Rencana penggusuran pedagang kaki lima (PKL) depan Grage Mall Kota Cirebon, akhirnya terlaksana pada Kamis (29/9) dini hari, oleh Satuan Polisi Pamong Praja (Satpol PP) Kota Cirebon. Meskipun sempat terjadi kericuhan selama lima menit, akhirnya penggusuran dilakukan hanya untuk dua lapak yang memang sudah kosong. Kericuhan terjadi setelah masing-masing pihak muncul. Tepat setelah bentrok, kedua belah pihak melakukan negosiasi. Cukup alot memang, tapi tercapai kesepakatan antara kedua belah pihak. Forum Pedagang Kaki Lima (FPKL) mengizinkan Satpol PP untuk melakukan penggusuran dengan syarat hanya dua lapak saja. Usai menggusur dua lapak, Satpol PP diharuskan segera pergi.

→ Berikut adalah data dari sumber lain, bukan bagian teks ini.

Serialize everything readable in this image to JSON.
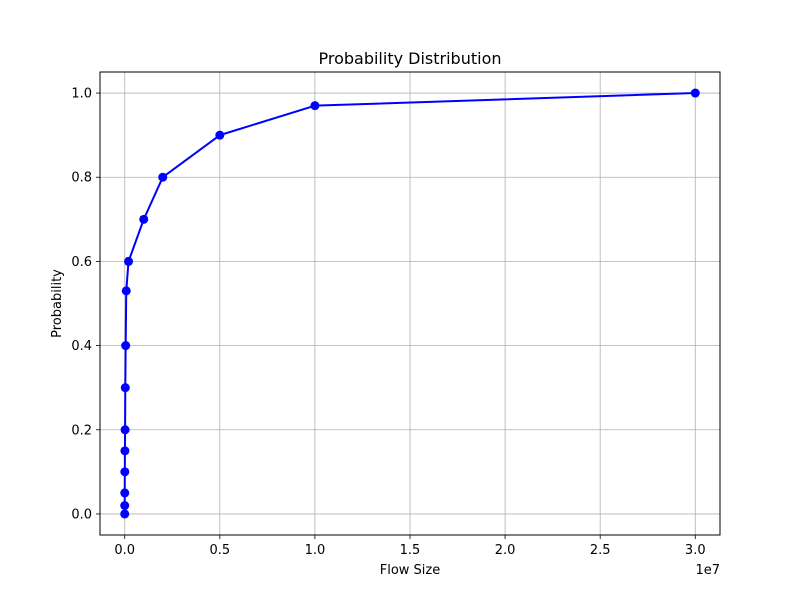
{
  "chart_data": {
    "type": "line",
    "title": "Probability Distribution",
    "xlabel": "Flow Size",
    "ylabel": "Probability",
    "x_offset_label": "1e7",
    "xlim": [
      -1300000,
      31300000
    ],
    "ylim": [
      -0.05,
      1.05
    ],
    "x_ticks": [
      0,
      5000000,
      10000000,
      15000000,
      20000000,
      25000000,
      30000000
    ],
    "x_tick_labels": [
      "0.0",
      "0.5",
      "1.0",
      "1.5",
      "2.0",
      "2.5",
      "3.0"
    ],
    "y_ticks": [
      0,
      0.2,
      0.4,
      0.6,
      0.8,
      1.0
    ],
    "y_tick_labels": [
      "0.0",
      "0.2",
      "0.4",
      "0.6",
      "0.8",
      "1.0"
    ],
    "grid": true,
    "color": "#0000ff",
    "marker": "circle",
    "series": [
      {
        "x": [
          0,
          100,
          1000,
          5000,
          10000,
          20000,
          30000,
          50000,
          80000,
          200000,
          1000000,
          2000000,
          5000000,
          10000000,
          30000000
        ],
        "y": [
          0,
          0.02,
          0.05,
          0.1,
          0.15,
          0.2,
          0.3,
          0.4,
          0.53,
          0.6,
          0.7,
          0.8,
          0.9,
          0.97,
          1.0
        ]
      }
    ]
  }
}
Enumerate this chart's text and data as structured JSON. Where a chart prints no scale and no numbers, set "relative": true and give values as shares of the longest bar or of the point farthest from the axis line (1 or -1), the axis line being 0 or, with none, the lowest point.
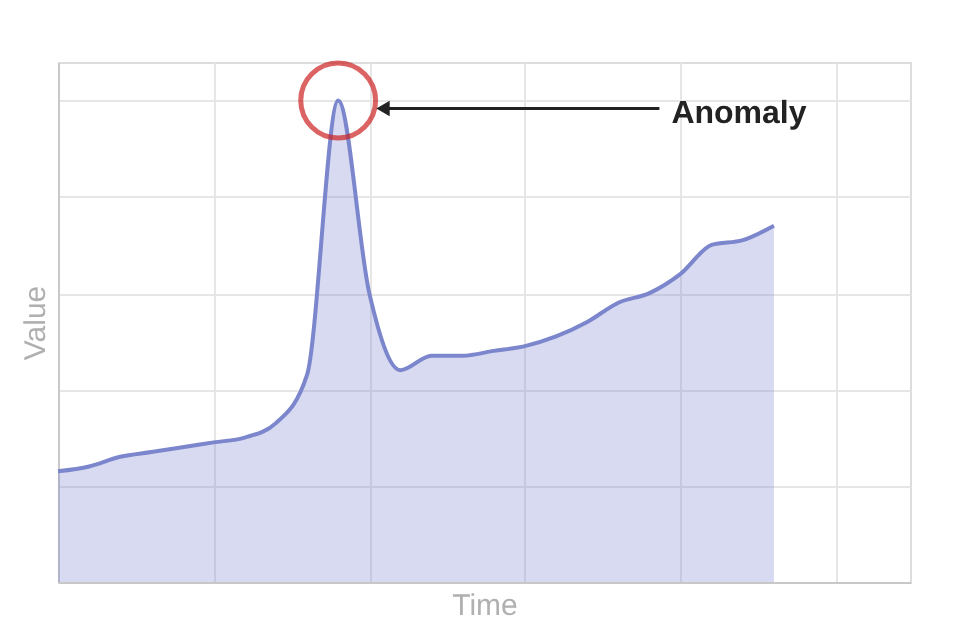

Penggusuran hari pertama yang dilakukan di Jalan Tentara Pelajar, ini hanya untuk dua lapak milik salah seorang pedagang dan akan berlanjut hingga tanggal 1 Oktober 2009. Penggusuran juga disaksikan sejumlah aktifis satuan forum komunitas pedagang kaki lima (FPKL), satuan keamanan Polisi Resor Kota Cirebon (Polresta), dan masyarakat setempat.
Menurut Erlinus Thahar, salah satu aktifis Fahmina-Institute yang bertanggungjawab mendampingi FPKL Cirebon menegaskan, aksi tersebut merupakan aksi damai sebagai salah satu upaya menolak penggusuran. Pria yang akrab disapa Yunus, itu tetap berharap agar proses penyelesaian persoalan PKL tetap dilakukan dengan upaya persuasif. Kepada sejumlah pihak seperti Polri dan TNI, juga tetap dimintai dukungannya agar tetap memantau, hingga tidak terjadi konflik dan untuk mendorong upaya damai kepada semua pihak, serta membantu mencarikan solusi
Namun diakui Yunus, upaya aksi damai tersebut dikatakan tidak berjalan lancar. Karena sempat terjadi ketegangan antara Satpol PP dan pengunjuk rasa. Sehingga PKL akan tetap mengusahakan aksi lanjutan. Meskipun PKL memberikan izin Satpol PP untuk menggusur dua lapak, namun sebenarnya PKL inginnya melawan. “Kenapa PKL harus melawan? Karena argumentasi untuk pemindahan itu tidak cukup kuat. Diakui memang, PKL salah berdasarkan Perda Nomor 9 tahun 2003, tetapi Pemkot sendiri tidak konsisten terhadap kontrak tersebut. Alhasil, pihak yang paling diuntungkan adalah Grage Mall. Nuansa low and order juga kental sekali. Karena ada indikasi bahwa penerapan aturan itu berdasarkan pesanan pihak tertentu saja,” papar Yunus.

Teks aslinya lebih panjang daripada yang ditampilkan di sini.